Tilianin attenuates MPP+-induced oxidative stress and apoptosis of dopaminergic neurons in a cellular model of Parkinson's disease.

Abstract

The flavonoid tilianin is derived from the leaves of Dracocephalum moldavica L. amiales and has been proven to serve a neuroprotective role in cerebral ischemia. Therefore, the aim of the present study was to determine whether tilianin could prevent oxidative stress and the apoptosis of dopaminergic neurons in Parkinson's disease (PD).

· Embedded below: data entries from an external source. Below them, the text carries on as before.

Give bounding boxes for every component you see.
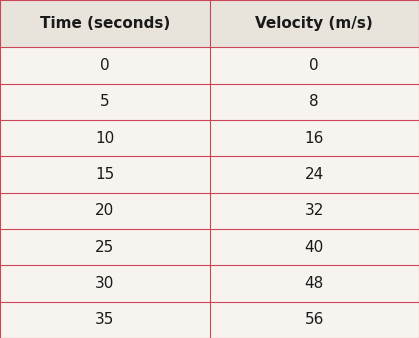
Text: Time (seconds): Time (seconds) bbox=[40, 16, 170, 31]
Text: 10: 10 bbox=[95, 130, 114, 146]
Text: 0: 0 bbox=[310, 58, 319, 73]
Text: 32: 32 bbox=[305, 203, 324, 218]
Text: 56: 56 bbox=[305, 312, 324, 327]
Text: 30: 30 bbox=[95, 276, 114, 291]
Text: 0: 0 bbox=[100, 58, 109, 73]
Text: 8: 8 bbox=[310, 94, 319, 109]
Text: 20: 20 bbox=[95, 203, 114, 218]
Text: 16: 16 bbox=[305, 130, 324, 146]
Text: 24: 24 bbox=[305, 167, 324, 182]
Text: 40: 40 bbox=[305, 240, 324, 255]
Text: 15: 15 bbox=[95, 167, 114, 182]
Text: 48: 48 bbox=[305, 276, 324, 291]
Text: 35: 35 bbox=[95, 312, 114, 327]
Text: 25: 25 bbox=[95, 240, 114, 255]
Text: 5: 5 bbox=[100, 94, 109, 109]
Text: Velocity (m/s): Velocity (m/s) bbox=[255, 16, 373, 31]
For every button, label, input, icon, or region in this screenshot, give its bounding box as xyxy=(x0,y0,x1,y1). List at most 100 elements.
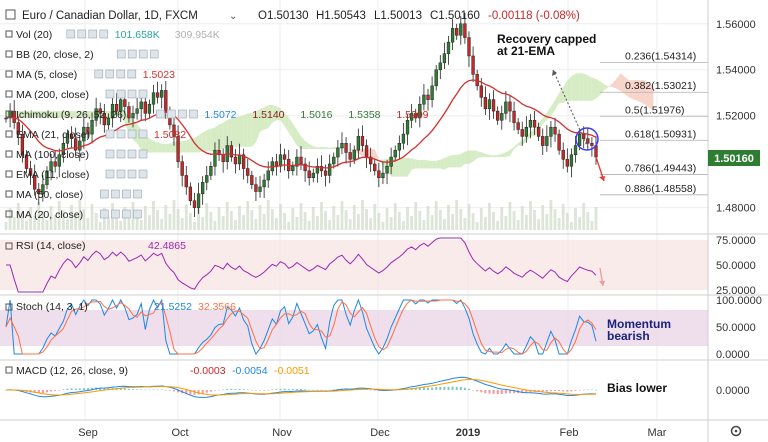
indicator-collapse-icon[interactable] xyxy=(5,90,13,98)
volume-bar xyxy=(266,200,270,230)
stoch-collapse-icon[interactable] xyxy=(5,303,13,311)
gear-icon[interactable] xyxy=(111,189,120,199)
fibonacci-levels[interactable]: 0.236(1.54314) 0.382(1.53021) 0.5(1.51976)… xyxy=(600,51,708,196)
indicator-name[interactable]: BB (20, close, 2) xyxy=(16,49,94,61)
gear-icon[interactable] xyxy=(116,89,126,99)
indicator-collapse-icon[interactable] xyxy=(5,150,13,158)
rsi-pane[interactable] xyxy=(0,237,708,293)
gear-icon[interactable] xyxy=(116,129,126,139)
indicator-name[interactable]: Ichimoku (9, 26, 52, 26) xyxy=(16,109,126,121)
gear-icon[interactable] xyxy=(167,109,176,119)
eye-icon[interactable] xyxy=(105,89,115,99)
close-icon[interactable] xyxy=(116,69,126,79)
more-icon[interactable] xyxy=(138,169,148,179)
indicator-collapse-icon[interactable] xyxy=(5,210,13,218)
more-icon[interactable] xyxy=(138,89,148,99)
indicator-collapse-icon[interactable] xyxy=(5,110,13,118)
macd-pane[interactable] xyxy=(5,376,597,398)
gear-icon[interactable] xyxy=(77,29,87,39)
eye-icon[interactable] xyxy=(105,129,115,139)
more-icon[interactable] xyxy=(138,149,148,159)
candle-body xyxy=(409,113,414,121)
collapse-icon[interactable] xyxy=(5,9,16,20)
indicator-collapse-icon[interactable] xyxy=(5,30,13,38)
indicator-name[interactable]: MA (100, close) xyxy=(16,149,89,161)
indicator-collapse-icon[interactable] xyxy=(5,130,13,138)
chevron-down-icon[interactable]: ⌄ xyxy=(229,11,237,22)
volume-bar xyxy=(369,218,373,230)
close-icon[interactable] xyxy=(127,149,137,159)
more-icon[interactable] xyxy=(189,109,198,119)
eye-icon[interactable] xyxy=(66,29,76,39)
eye-icon[interactable] xyxy=(116,49,126,59)
price-axis[interactable]: 1.56000 1.54000 1.52000 1.48000 xyxy=(716,19,756,215)
annotation-bias[interactable]: Bias lower xyxy=(607,381,667,395)
settings-gear-icon[interactable] xyxy=(730,425,742,437)
close-icon[interactable] xyxy=(88,29,98,39)
close-icon[interactable] xyxy=(127,129,137,139)
cloud-segment xyxy=(468,150,474,164)
gear-icon[interactable] xyxy=(105,69,115,79)
close-icon[interactable] xyxy=(127,89,137,99)
fib-level-label: 0.5(1.51976) xyxy=(625,104,685,116)
macd-title[interactable]: MACD (12, 26, close, 9) xyxy=(16,365,128,377)
indicator-collapse-icon[interactable] xyxy=(5,190,13,198)
indicator-name[interactable]: MA (5, close) xyxy=(16,69,77,81)
indicator-collapse-icon[interactable] xyxy=(5,70,13,78)
close-icon[interactable] xyxy=(122,209,131,219)
eye-icon[interactable] xyxy=(94,69,104,79)
close-icon[interactable] xyxy=(178,109,187,119)
highlight-circle[interactable] xyxy=(575,127,599,151)
stoch-pane[interactable] xyxy=(0,298,708,356)
stoch-k-line xyxy=(5,298,597,356)
volume-bar xyxy=(488,203,491,230)
more-icon[interactable] xyxy=(99,29,109,39)
close-icon[interactable] xyxy=(122,189,131,199)
gear-icon[interactable] xyxy=(116,169,126,179)
close-icon[interactable] xyxy=(138,49,148,59)
close-icon[interactable] xyxy=(127,169,137,179)
time-axis[interactable]: Sep Oct Nov Dec 2019 Feb Mar xyxy=(78,427,667,439)
indicator-name[interactable]: EMA (11, close) xyxy=(16,169,89,181)
rsi-title[interactable]: RSI (14, close) xyxy=(16,240,85,252)
symbol-title[interactable]: Euro / Canadian Dollar, 1D, FXCM xyxy=(22,10,198,22)
candle-body xyxy=(131,113,135,119)
macd-hist-bar xyxy=(574,390,577,391)
annotation-recovery-1[interactable]: Recovery capped xyxy=(497,32,596,46)
macd-hist-bar xyxy=(213,390,216,391)
candle-body xyxy=(262,179,266,188)
gear-icon[interactable] xyxy=(116,149,126,159)
annotation-recovery-2[interactable]: at 21-EMA xyxy=(497,44,555,58)
indicator-legend[interactable]: Vol (20) 101.658K 309.954K BB (20, close, 2… xyxy=(5,29,429,221)
more-icon[interactable] xyxy=(127,69,137,79)
indicator-name[interactable]: MA (20, close) xyxy=(16,209,83,221)
eye-icon[interactable] xyxy=(100,189,109,199)
eye-icon[interactable] xyxy=(105,169,115,179)
more-icon[interactable] xyxy=(138,129,148,139)
text-annotations[interactable]: Recovery capped at 21-EMA Momentum beari… xyxy=(497,32,671,395)
macd-collapse-icon[interactable] xyxy=(5,366,13,374)
volume-bar xyxy=(41,211,45,230)
indicator-collapse-icon[interactable] xyxy=(5,50,13,58)
candle-body xyxy=(401,133,406,144)
rsi-collapse-icon[interactable] xyxy=(5,242,13,250)
gear-icon[interactable] xyxy=(111,209,120,219)
indicator-name[interactable]: Vol (20) xyxy=(16,29,52,41)
indicator-name[interactable]: EMA (21, close) xyxy=(16,129,90,141)
indicator-collapse-icon[interactable] xyxy=(5,170,13,178)
annotation-momentum-1[interactable]: Momentum xyxy=(607,317,671,331)
candle-body xyxy=(303,163,307,172)
indicator-name[interactable]: MA (200, close) xyxy=(16,89,89,101)
eye-icon[interactable] xyxy=(105,149,115,159)
indicator-name[interactable]: MA (50, close) xyxy=(16,189,83,201)
eye-icon[interactable] xyxy=(156,109,165,119)
more-icon[interactable] xyxy=(133,209,142,219)
more-icon[interactable] xyxy=(133,189,142,199)
gear-icon[interactable] xyxy=(127,49,137,59)
volume-bar xyxy=(238,206,241,230)
more-icon[interactable] xyxy=(149,49,159,59)
annotation-momentum-2[interactable]: bearish xyxy=(607,329,650,343)
eye-icon[interactable] xyxy=(100,209,109,219)
stoch-title[interactable]: Stoch (14, 3, 1) xyxy=(16,301,88,313)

The dopaminergic neuron MES23.5 cell line was treated with 1-methyl-4-phenylpyridinium (MPP+) to construct a PD cell model. Following pretreatment with tilianin, the Cell Counting Kit-8 assay was used to assess cell viability. The protein and mRNA expression levels of tyrosine hydroxylase were determined using immunofluorescence, reverse transcription-quantitative PCR (RT-qPCR) and western blotting. mRNA and protein expression levels of inflammatory cytokines IL-6, IL-1β and TNF-α and oxidative stress-related enzymes manganese superoxide dismutase and catalase were also quantified using RT-qPCR and western blotting, respectively. Cell apoptotic rate was analyzed using the TUNEL assay and the expressions of apoptosis-related proteins Bcl-2, Bax and cleaved caspase-3 were detected by western blotting. MAPK signaling pathway-related protein expression levels were assessed via western blotting in MPP+-stimulated MES23.5 cells with or without tilianin pretreatment. Tilianin was demonstrated to exert no cytotoxic effects on MES23.5 cells and was able to prevent MPP+-induced reductions in cell viability. Pretreatment with tilianin also inhibited MPP+-induced inflammatory cytokine secretion, oxidative stress and apoptosis of MES23.5 cells. In addition, the protein expression levels of MAPK signaling pathway-related proteins were upregulated by MPP+, whereas pretreatment with tilianin downregulated these in a dose-dependent manner. The results of the present study indicated that tilianin may exert anti-inflammatory and antioxidant effects and inhibit the MAPK signaling pathway, which may ameliorate injury to dopaminergic neurons induced by PD.